A ten-year study of 7,230 people by the U.S. National Center for Disease Control found that alcohol consumption did not increase the risk of obesity.

But just because this new study shows alcohol can help you lose weight doesn’t mean you should be expecting your doctor to suggest a daily two wine drink minimum to help shed the pounds. The science isn’t quite conclusive and fails to address other variables such as personal fitness, economic class and education.

So does alcohol make you fat? New evidence points to an reassuringly confident “probably not.” Just keep in mind, everyone’s body reacts to certain diets differently, and the choices you make for your health are best when decided by you. Cheers to that.


by John Amaruso

Daily Mail
CBS News
ABC News



5 Responses to "Drinking Alcohol Will Help You Lose Weight"

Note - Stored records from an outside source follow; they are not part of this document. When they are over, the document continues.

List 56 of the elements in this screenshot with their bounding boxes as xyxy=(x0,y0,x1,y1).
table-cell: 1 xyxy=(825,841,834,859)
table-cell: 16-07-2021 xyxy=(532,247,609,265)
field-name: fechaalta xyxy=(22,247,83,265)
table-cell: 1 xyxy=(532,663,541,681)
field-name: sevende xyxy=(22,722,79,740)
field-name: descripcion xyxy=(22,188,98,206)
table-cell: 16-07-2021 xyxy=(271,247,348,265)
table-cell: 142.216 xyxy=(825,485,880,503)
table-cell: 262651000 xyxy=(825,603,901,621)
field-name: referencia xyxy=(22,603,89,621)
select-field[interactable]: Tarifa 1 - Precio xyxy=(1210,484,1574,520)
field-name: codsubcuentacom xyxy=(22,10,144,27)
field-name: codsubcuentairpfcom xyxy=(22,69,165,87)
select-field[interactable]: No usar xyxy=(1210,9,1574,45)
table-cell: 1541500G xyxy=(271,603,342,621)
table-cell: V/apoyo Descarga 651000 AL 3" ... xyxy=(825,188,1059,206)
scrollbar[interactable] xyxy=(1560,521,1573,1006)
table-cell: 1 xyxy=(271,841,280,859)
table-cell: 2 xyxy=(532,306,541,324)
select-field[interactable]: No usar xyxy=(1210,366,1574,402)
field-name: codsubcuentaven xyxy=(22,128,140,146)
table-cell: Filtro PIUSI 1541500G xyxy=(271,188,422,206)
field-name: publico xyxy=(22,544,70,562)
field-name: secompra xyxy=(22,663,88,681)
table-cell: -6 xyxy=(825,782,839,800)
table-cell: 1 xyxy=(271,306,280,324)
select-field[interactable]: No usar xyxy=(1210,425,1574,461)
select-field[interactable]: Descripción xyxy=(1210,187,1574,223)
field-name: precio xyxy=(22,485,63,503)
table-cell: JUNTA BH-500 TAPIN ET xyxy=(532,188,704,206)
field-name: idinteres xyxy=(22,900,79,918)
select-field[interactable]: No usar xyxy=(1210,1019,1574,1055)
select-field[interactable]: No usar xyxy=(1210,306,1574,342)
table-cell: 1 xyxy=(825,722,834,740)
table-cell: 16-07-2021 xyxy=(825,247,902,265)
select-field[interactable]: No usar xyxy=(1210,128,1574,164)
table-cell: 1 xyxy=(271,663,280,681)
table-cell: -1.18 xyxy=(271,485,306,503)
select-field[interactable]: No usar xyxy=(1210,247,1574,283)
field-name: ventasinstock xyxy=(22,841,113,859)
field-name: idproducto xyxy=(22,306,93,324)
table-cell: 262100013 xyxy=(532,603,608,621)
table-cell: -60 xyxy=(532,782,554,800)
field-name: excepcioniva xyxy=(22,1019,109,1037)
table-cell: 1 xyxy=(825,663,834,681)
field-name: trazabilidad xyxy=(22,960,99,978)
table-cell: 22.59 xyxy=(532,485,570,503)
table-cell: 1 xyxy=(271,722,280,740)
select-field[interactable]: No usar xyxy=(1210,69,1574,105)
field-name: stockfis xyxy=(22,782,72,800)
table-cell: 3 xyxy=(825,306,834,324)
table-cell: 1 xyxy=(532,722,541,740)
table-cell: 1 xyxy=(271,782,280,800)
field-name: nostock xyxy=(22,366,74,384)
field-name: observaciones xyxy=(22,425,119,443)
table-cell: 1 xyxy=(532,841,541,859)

  1. choi   July 30, 2014 at 3:51 pm

    Makes sence.
    detoxing alcohol must requires energy to do so.
    What actually makes you gain weight is side food with alcohol (nuts, dried squid)

  2. mark   June 24, 2014 at 2:18 am

    I dont agree with this at all alcohol will make you gain weight. Period. Besides the calories who doesn’t eat more food either before or while they drink. Ouch! That has to hurt your stomach lining the next day. I wish it was true that alcohol doesn’t make you gain weight but its simply a lie.

  3. Puss McAnimal   May 3, 2014 at 2:39 pm

    So it can be seen (I say this with reference to my former comment about alcohol only reducing the craving for food) that while alcohol doesn’t make you lose weight, it doesn’t make you gain weight either (as statistics show). Judging by the results of the abovementioned research we could treat alcohol like one of those products whose label states that this product will only work effectively in conjunction with an active lifestyle.

    • Puss McAnimal   May 3, 2014 at 2:44 pm

      I have even found a means of flu symptom relief in a Brandy double!

  4. Puss McAnimal   May 3, 2014 at 9:09 am

    Is alcohol consumption linked to dietary habit? Does alcohol make you less hungry and therefore affect food consumption, especially in heavier drinkers, because it replaces a greater proportion of food intake once they become addicted to drinking more? Could this be a major factor that contributes to less obesity in heavier drinkers? Despite its calorie content, alcohol (except for maybe creamy liqueurs like Baileys) contains no fat, so taken by itself alcoholic drinks would not be fattening or increase the amount of fat as part of a person’s diet. This is what the study seems to indicate, but it is isolated to the effects of alcohol on the body and does not take into account factors like the person’s lifestyle or that after purchasing alcohol they might probably spend less money on other things, including food (contributing to weight loss through malnutrition).